In January, these principles were presented publicly during a City Council committee meeting. The city went a bit further, calling for I-30 to be narrowed where possible and for some frontage roads to be removed, restoring the original street grid. Dallas was widely praised in the press for taking a public stance in defense of its needs. “I am not sure to what extent people understand how radical what you’ve done here is,” Councilman Philip Kingston told transportation director Rogers.

Meanwhile, TxDOT just wanted its partner to answer the phone. “I’m still in shock about what happened that day,” TxDOT’s Bur said a week after the meeting. “I don’t understand how that happened Monday without ever having a conversation with us about what they like or don’t like.”

That’s what happened from 2017 to January of this year. A transformational project for Dallas stopped because of bureaucracy and confusion. While I-30 stalled, other projects progressed through their design phases, and the state prioritized their funding, such as I-35E north of I-635. There are more coming, including U.S. 380 in McKinney. But the dust-up finally prompted a meeting between all the partners in March. “We have recalibrated our commitment to each other,” Al-Ghafry says. “We didn’t have it.”

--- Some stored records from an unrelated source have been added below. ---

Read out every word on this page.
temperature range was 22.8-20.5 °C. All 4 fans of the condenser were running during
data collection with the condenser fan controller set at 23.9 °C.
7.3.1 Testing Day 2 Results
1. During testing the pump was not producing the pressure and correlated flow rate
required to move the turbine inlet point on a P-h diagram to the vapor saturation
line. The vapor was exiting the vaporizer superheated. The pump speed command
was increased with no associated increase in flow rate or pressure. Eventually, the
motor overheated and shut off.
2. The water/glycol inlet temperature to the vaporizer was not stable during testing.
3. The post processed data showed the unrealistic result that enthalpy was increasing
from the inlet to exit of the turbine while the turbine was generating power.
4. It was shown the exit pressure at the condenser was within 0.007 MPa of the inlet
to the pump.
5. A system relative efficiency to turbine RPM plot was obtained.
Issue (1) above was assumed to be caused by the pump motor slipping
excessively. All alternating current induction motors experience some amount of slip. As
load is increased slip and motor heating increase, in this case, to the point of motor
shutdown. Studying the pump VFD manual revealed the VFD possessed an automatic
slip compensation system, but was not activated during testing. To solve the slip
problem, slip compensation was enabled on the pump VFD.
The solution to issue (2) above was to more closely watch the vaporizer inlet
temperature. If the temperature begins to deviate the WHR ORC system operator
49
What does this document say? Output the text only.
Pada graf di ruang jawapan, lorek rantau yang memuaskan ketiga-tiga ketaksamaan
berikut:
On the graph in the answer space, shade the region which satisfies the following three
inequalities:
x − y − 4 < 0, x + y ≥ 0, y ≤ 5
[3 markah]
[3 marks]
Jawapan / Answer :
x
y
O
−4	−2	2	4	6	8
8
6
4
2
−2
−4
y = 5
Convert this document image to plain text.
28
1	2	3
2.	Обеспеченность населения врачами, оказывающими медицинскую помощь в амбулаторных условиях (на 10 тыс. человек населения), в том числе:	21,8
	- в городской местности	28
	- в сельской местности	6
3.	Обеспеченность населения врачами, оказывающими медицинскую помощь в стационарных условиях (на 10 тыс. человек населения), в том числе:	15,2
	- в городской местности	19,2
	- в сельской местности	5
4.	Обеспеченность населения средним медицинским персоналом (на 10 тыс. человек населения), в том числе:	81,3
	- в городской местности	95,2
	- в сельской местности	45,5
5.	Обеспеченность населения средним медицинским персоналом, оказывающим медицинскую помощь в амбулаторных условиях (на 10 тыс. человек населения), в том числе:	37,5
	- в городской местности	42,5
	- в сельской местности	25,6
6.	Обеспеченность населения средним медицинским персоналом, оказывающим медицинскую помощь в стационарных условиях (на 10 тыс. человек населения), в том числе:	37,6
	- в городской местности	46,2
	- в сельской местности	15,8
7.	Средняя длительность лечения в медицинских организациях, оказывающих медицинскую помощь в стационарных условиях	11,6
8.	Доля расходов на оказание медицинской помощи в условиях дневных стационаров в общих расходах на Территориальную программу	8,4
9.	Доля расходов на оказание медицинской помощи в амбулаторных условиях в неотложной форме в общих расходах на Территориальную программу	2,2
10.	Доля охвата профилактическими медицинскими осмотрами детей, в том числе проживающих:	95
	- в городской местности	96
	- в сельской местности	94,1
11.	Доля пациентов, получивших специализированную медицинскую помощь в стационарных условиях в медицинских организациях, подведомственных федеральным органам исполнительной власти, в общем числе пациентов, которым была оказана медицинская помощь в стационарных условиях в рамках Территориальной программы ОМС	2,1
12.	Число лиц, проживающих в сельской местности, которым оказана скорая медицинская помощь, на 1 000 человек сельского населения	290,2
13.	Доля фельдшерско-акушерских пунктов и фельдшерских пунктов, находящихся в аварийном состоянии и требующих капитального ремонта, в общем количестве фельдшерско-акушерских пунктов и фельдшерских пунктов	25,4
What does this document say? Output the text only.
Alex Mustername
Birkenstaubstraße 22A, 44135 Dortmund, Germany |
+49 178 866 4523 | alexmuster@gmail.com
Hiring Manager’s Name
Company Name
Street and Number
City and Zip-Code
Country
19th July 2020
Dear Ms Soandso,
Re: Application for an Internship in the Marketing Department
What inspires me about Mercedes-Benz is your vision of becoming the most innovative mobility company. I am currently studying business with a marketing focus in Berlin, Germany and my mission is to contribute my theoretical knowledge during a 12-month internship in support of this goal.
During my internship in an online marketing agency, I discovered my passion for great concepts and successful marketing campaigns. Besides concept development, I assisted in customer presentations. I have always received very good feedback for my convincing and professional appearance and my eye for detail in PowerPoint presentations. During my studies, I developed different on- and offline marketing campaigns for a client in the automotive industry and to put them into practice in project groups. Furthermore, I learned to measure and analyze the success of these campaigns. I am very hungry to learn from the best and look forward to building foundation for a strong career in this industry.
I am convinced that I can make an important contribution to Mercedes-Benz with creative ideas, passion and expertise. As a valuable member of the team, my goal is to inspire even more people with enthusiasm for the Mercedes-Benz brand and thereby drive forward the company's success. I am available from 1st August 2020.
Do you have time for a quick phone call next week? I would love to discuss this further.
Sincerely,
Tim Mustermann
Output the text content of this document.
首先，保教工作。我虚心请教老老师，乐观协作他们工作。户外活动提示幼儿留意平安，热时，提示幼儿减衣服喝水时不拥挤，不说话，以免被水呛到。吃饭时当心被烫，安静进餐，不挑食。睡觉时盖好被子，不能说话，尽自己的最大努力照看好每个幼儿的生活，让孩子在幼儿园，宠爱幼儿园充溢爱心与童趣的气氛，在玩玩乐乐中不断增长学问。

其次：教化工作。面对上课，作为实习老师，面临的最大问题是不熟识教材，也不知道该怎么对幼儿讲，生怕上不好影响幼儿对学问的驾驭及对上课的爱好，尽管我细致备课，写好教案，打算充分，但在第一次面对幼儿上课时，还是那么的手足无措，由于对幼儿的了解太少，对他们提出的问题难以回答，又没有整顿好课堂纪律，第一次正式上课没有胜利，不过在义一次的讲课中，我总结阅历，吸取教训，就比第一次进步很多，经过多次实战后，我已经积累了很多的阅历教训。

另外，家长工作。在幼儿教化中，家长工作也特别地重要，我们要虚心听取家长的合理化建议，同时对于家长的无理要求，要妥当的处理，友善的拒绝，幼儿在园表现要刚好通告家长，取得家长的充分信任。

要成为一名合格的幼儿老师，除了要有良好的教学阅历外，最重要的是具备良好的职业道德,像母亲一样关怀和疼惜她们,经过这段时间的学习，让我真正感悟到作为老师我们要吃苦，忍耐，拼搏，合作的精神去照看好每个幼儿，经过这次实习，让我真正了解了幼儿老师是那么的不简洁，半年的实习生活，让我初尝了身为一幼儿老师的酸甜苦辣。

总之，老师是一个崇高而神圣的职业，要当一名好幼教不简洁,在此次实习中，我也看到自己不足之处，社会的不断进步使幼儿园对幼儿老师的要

Councilman Lee Kleinman, chair of the city’s Mobility Committee, notes that TxDOT is just 10 percent into the design process on the I-30 project. The Southern Gateway Project, a $666 million redo of Interstate 35E south of downtown, got to the city about half-designed. There was still enough time to mandate that it not be any higher or wider and include a deck park and complete street elements along the frontage roads. There’s hope that the I-30 redesign can happen as the city envisions.

In the meantime, the neighborhoods bordering the highway are still isolated. Drivers still speed 50 mph down the narrow residential Ash Lane to get onto the highway. Two drug houses still sit across from each other, not far from a tiny homeless encampment in an empty lot. Leal, the community organizer, likes to note that despite the obstacles, income has risen 54 percent in some parts of Jubilee Park.

Just imagine what it would look like if I-30 weren’t such a blight. The city and the state, finally, appear ready to try.